If price of 10 apples is 60$. Find the price of 15 apples.

Here, the unitary method will first calculate the price of 1 apple and then we can find the price of 15 apples.

Price of 10 Apples = 60$

Price of 1 apples = 60/10 = 6$

Price of 15 apples = 15 x 6 = 90$

In this method we utilize simple cross multiplication & division techniques to come up with the solution.

I hope you get an idea of both the concepts. Let’s solve some questions related to direct variation.

## Solved Direct Variation Problems with Unitary Method.

**Example 01**

The total weight of 8 books is 56kg. Find the total weight of 12 books.

**Solution**

It’s a direct variation questions as the with increase in number of books, the weight will also increase.

Solving using Unitary Method.

8 Books weigh ⟹ 56 kg

1 book weigh ⟹ 56 / 8 = 7 kg

12 books weigh ⟹ 7 x 12 = 84 kg

Hence, **weight of 12 books is 84 kg**.

**Example 02**

A car travels 160 kilometers in 5 gallon. Find the distance travelled by car in 15 gallons.

**Solution**

Here the distance travelled and oil consumption are in direct relationship. As car travels more distance, the oil consumed will also increase.

5 gallon oil results in ⟹ 160 km distance

First find the distance covered by 1 gallon oil.

1 gallon oil ⟹ 160 / 5 = 32 km distance

So the distance covered by 15 gallons will be;

15 gallon oil ⟹ 32 x 15 = 480 km.

Hence in 15 gallons, **the car will travel 480 kms**.

**Example 03**

The price of 25 packet of biscuit is 62.5$. Find the cost of 13 packets of biscuit.

**Solution**

The number of packets and total price are in direct variation. As the number of packet increase, the total cost will also increase.

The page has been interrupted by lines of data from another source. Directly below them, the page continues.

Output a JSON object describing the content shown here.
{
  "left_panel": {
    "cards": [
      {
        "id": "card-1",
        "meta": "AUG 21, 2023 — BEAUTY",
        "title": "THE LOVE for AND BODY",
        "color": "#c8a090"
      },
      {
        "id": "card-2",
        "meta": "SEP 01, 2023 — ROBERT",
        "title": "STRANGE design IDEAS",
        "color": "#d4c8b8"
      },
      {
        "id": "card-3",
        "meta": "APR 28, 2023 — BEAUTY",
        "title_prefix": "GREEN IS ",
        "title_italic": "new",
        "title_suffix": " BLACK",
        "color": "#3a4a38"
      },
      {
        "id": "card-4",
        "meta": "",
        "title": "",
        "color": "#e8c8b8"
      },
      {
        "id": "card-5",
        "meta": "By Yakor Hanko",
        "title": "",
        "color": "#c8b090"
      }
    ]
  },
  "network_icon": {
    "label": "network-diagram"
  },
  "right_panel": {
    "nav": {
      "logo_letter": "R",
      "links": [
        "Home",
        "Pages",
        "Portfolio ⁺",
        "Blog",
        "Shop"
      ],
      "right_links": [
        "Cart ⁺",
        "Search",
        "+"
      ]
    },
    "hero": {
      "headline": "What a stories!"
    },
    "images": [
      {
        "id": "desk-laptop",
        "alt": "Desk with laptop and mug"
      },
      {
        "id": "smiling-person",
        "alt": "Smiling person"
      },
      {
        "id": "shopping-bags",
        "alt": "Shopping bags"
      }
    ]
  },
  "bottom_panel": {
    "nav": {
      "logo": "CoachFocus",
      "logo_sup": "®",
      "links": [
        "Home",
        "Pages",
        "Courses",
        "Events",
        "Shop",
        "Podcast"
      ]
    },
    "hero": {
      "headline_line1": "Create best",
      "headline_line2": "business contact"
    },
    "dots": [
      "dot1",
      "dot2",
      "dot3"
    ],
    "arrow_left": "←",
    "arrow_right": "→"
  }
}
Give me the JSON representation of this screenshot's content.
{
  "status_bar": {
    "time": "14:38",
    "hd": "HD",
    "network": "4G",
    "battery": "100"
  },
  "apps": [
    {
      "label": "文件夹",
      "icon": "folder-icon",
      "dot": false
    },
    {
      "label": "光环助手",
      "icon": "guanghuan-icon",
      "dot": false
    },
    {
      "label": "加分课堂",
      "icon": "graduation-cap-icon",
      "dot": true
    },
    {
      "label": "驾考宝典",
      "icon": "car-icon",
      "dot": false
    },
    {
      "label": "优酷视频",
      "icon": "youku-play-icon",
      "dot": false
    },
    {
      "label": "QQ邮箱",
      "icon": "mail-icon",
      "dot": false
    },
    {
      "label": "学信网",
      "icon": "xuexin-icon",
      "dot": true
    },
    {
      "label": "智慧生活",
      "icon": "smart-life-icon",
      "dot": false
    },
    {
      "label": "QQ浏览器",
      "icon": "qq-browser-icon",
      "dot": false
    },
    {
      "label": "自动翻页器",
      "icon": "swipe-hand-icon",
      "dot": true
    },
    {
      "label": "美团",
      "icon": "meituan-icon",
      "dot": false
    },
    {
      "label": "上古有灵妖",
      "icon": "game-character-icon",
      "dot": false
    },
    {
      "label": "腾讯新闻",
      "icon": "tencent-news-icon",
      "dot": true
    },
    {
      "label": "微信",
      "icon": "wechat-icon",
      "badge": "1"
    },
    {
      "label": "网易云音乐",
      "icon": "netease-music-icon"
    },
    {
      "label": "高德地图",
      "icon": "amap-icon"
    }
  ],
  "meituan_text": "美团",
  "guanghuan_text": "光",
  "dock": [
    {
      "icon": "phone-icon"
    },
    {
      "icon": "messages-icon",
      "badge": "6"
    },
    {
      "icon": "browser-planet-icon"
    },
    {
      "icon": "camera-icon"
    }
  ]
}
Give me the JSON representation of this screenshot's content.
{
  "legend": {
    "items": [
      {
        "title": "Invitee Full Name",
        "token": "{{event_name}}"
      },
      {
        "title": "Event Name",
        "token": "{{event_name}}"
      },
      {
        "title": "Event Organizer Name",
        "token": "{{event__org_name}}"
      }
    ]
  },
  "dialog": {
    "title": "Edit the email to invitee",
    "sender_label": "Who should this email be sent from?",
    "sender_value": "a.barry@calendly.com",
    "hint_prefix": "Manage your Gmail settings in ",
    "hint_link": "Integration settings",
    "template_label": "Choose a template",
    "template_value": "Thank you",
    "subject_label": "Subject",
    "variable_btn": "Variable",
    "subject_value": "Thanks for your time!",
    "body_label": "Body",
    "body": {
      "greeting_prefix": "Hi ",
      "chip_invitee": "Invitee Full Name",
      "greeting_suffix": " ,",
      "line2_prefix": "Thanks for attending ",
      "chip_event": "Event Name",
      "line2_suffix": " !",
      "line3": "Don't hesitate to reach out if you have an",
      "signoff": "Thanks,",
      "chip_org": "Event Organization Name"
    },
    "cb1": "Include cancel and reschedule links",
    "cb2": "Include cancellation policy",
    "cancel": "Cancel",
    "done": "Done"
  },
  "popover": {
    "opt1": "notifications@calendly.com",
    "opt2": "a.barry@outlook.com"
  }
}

25 packet of Biscuits cost ⟹ 62.5$

First calculate the cost of 1 packet.

1 packet of biscuit cost ⟹ 62.5 /25 = 2.5 $

Now calculate the cost of 13 packets.

13 packets of biscuit cost ⟹ 2.5 x 13 = 32.5$

Hence, **price of 13 packets of biscuit is 32.5$**

**Example 04**

It takes 64 hours to stitch 16 trousers. Find the total time taken to stitch 26 trousers.

**Solution**

Number of trousers and time taken are in direct relationship. A the number of trousers increases, the time taken will also increase.

16 trousers took ⟹ 64 hours time.

First calculate the time taken to stitch 1 trouser.

1 trouser took ⟹ 64 / 16 = 4 hours

Now calculate time for stitching 26 trousers.

26 trouser ⟹ 4 x 26 = 104 hours

Hence, **time taken to stitch 26 trouser in 104 hours**.

**Example 05**

A software engineer gets $600 for 5 day work. In how many days will the engineer earns $2280.

**Solution**

Number of days and total earning are in direct relationship. As the working days increase, the salary earned will also increase.

600$ earned ⟹ 5 days work

Calculate the time for 1$ earning.

1$ earned ⟹ 5/600 = 1/120 days

Now calculate time for $2280

$2280 earned ⟹ 2280 x (1/120) = 19 days.

Hence **in 19 days the engineer will earn $2280**